8A. Learned Magistrate, in these cases, unfortunately, undertook examination of validity of such “Warrants” by referring to the provision of Income Tax Act, despite that exercise being expressly proihibited by this Court. It was not open to her to question either legislative wisdom or even this Court’s judicial mandate in taking the view (expressed tersely in the order, dilated upon in the report though) that for satisfying itself as to evasion of income tax, Income Tax Authorities need not have custody of the articles seized. Merely because in M. P. No. 724/90, article in question was cash money and in these cases silver ornaments, she was not justified in ignoring the law laid down by this Court. Both articles were “assets” within the meaning of Section 132A(1)(c) of the Income Tax Apt.
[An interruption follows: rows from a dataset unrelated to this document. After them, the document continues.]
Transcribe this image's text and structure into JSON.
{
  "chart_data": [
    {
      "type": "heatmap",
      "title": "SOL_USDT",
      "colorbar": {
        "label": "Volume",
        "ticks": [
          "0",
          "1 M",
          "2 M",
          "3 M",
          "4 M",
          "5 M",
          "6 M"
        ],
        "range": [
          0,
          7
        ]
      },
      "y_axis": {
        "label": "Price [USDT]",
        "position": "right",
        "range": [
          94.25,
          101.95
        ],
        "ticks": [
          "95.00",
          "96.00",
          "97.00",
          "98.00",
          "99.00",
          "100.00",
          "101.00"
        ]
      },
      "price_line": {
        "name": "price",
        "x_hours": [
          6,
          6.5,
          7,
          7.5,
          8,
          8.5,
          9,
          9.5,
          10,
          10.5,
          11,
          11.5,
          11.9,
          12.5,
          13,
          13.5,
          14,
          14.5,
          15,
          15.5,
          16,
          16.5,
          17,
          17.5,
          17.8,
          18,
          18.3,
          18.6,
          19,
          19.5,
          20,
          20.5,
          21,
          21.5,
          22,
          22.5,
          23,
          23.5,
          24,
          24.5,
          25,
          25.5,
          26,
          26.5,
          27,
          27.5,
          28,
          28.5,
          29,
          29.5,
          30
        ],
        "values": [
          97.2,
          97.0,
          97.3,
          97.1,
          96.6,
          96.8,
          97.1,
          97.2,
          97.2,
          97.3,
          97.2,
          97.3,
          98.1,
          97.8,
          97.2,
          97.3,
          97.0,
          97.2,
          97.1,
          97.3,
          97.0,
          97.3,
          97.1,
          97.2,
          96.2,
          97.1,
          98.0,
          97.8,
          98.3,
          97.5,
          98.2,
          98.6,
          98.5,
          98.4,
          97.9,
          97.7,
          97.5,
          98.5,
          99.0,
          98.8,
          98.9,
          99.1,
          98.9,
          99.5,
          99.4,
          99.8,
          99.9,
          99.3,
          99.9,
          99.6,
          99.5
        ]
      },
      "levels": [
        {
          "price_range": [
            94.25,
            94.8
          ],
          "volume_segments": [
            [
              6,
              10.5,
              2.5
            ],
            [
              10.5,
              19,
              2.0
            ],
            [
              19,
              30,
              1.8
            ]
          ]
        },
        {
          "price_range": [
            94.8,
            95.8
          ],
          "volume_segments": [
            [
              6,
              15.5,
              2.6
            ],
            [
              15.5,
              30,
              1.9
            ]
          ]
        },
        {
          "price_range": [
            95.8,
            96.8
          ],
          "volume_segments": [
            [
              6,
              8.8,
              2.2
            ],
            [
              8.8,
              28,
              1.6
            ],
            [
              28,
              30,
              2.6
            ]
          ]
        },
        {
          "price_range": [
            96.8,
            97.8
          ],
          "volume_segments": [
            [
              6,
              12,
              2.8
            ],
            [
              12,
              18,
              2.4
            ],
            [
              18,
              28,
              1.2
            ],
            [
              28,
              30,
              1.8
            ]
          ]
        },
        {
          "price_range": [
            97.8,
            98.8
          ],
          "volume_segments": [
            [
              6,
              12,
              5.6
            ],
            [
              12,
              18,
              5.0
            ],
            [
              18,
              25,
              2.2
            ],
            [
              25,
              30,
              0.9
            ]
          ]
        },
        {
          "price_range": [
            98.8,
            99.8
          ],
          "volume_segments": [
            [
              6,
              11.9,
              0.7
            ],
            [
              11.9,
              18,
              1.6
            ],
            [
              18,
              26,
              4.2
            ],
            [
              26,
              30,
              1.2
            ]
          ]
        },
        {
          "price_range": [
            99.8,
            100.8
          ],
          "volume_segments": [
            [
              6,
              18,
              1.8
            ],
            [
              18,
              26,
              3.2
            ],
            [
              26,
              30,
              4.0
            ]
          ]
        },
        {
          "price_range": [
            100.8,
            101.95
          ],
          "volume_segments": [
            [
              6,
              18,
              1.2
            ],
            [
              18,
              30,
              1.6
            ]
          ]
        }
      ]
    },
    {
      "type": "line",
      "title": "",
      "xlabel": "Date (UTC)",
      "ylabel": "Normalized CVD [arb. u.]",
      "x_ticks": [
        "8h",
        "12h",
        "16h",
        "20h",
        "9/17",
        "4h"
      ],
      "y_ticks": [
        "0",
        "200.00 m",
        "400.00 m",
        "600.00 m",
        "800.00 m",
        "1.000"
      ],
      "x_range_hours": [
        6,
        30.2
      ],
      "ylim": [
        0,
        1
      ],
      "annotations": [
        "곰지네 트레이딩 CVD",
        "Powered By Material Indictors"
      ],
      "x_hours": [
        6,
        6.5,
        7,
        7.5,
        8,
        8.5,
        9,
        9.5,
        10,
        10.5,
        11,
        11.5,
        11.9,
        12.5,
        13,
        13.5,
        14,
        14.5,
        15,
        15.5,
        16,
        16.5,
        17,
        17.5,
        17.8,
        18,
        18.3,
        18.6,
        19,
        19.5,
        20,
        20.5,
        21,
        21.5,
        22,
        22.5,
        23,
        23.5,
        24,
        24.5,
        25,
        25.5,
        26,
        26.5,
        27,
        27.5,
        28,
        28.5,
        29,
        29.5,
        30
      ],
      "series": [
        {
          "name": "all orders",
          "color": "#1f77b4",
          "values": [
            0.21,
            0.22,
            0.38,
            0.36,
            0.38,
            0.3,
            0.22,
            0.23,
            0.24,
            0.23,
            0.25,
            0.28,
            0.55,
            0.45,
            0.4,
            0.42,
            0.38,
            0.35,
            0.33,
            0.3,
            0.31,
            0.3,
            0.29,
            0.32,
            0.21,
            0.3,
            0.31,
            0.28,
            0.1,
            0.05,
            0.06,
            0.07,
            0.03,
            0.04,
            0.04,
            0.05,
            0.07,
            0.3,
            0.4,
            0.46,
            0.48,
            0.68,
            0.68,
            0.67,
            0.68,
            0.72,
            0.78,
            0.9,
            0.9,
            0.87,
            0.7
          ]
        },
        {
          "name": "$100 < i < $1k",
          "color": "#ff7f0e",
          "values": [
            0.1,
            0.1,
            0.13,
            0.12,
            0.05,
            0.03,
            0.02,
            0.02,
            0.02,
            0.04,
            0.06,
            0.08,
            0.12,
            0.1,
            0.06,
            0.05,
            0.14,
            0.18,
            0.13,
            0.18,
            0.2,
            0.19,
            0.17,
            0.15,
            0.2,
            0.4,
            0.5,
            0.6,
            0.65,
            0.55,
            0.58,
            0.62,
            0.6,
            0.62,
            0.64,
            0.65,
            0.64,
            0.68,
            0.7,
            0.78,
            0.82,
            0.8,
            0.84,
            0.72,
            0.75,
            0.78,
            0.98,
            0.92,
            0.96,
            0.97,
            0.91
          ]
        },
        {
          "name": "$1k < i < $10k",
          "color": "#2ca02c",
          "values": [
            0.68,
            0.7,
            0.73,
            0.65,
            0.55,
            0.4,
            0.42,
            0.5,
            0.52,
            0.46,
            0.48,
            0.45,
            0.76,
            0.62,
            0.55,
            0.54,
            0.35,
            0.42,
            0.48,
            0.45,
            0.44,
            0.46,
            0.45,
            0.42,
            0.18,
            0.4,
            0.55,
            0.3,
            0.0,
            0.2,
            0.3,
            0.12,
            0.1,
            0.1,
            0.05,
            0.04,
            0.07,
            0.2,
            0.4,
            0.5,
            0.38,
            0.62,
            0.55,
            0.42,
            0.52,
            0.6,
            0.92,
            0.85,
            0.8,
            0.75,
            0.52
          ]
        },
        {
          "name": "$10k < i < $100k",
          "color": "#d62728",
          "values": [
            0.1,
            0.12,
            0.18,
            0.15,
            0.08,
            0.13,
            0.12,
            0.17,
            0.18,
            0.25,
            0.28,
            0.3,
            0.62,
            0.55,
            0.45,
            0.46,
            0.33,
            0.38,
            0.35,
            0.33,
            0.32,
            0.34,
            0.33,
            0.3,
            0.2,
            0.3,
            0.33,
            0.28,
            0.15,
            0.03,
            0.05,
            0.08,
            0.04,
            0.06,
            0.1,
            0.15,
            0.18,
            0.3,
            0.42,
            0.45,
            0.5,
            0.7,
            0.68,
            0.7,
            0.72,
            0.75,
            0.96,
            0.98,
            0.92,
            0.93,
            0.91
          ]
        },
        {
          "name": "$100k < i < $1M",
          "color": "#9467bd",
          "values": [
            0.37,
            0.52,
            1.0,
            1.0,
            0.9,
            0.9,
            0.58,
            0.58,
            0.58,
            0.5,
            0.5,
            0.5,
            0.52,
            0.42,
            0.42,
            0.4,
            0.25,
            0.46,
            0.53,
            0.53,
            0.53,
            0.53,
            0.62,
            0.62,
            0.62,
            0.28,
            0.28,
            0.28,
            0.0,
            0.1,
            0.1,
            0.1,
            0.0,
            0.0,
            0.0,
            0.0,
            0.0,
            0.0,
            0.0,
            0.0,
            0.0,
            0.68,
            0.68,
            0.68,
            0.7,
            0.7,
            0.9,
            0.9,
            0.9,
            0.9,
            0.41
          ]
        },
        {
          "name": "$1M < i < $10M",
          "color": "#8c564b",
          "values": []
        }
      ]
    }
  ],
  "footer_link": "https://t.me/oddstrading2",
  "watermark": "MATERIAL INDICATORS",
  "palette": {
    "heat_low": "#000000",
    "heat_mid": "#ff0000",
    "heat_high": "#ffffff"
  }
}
9. For all the aforesaid reasons, we find no merit in the explanation, which Smt. Bhatt has submitted and we do not think that it is necessary to give her a personal hearing for deciding whether we should make a recommendation for withdrawal of her criminal powers.

10. In so far as orders impugned in these cases are concerned, those have been held illegal on 10-8-1990 itself and are today finally quashed. For recovery of silver seized from Nirbhay Kumar, proceedings commenced by Shri A. K. Verma, JMFC, Gwalior, shall continue, to comply with the direction made in these matters by this Court on 10-8-19901 Two common respondents in all these 10 matters have been heard; one Nirbhay Kumar, is reported untraceable. The view taken by this Court on 23-6-1990 in M. P. No. 724/90 we reiterate and hold that if any person is aggrieved by the “warrant of authorisation” issued in these cases, in regard to the custody of silver seized from the said Nirbhay Kumar, he may challenge the warrants in separate proceedings.

10A. Shri K. S. Shrivastava prayed that a direction be made to the Superintendent of Police, G.R.P (B.G.) at Bhopal to pursue the matter and take necessary steps for recovery of silver whether from Gwalior or from Mathura. We have no doubt that he can do that inasmuch as the offence’ for which Nirbhay Kumar was booked, and the seizure of the silver from him, had taken place at Gwalior.

11. Section 11(3), Criminal Procedure Code empowers the High Court “to confer powers of Judicial Magistrate or of the First Class or Second Class on any member of Judicial Service of the State functioning as a Judge in a Civil Court.” Accordingly, power has been conferred by this Court on Smt. Bhatt to act as Second Additional Chief Judicial Magistrate, Gwalior, as it was thought “expedient” to do so. Section 34(1), Criminal Procedure Code invests the High Court as also the State Government jurisdiction to withdraw all or any of the powers conferred by it under this Code on any person or by any officer subordinate to it. We have no doubt in appropriate cases it becomes the duty of the High Court to exercise its power under Section 34(1), Criminal Procedure Code in the matter of sustaining public confidence in the administration of justice. Indeed, this duty assumes significance when it appears from cogent material brought to its notice that it is fit and expedient not to allow that power to be exercised by any Civil Judge. We have today, before us, cogent and adequate material to take that view that it will not be in the public interest to allow Smt. Bhatt to continue to exercise powers under Section 11(3), Criminal Procedure Code as it is necessary to uphold high traditions of judiciary at all levels and maintain public confidence in administration of justice. We recommend that powers conferred on her thereunder be withdrawn.

12. We direct the Bench Registry to send to the Main Registry a copy of this order as also of the order passed by us in this matter on 10-8-1990 along with copies of impugned order and that of Smt. Bhatt’s report/explanation. A copy of order passed by this Court on 23-6-1990 in M. P. No. 724/90 shall also be sent therewith. The question of withdrawal of powers herein commended shall be placed for consideration of the Full Court in the next meeting. Till then, our interim direction made to the learned District and Sessions Judge, Gwalior, must continue. She shall not be given any criminal work till such time as decision of the Full Court in the next meeting, in regard to the recommendation made herein.

A copy of this order shall be kept on the record of all the nine connected matters.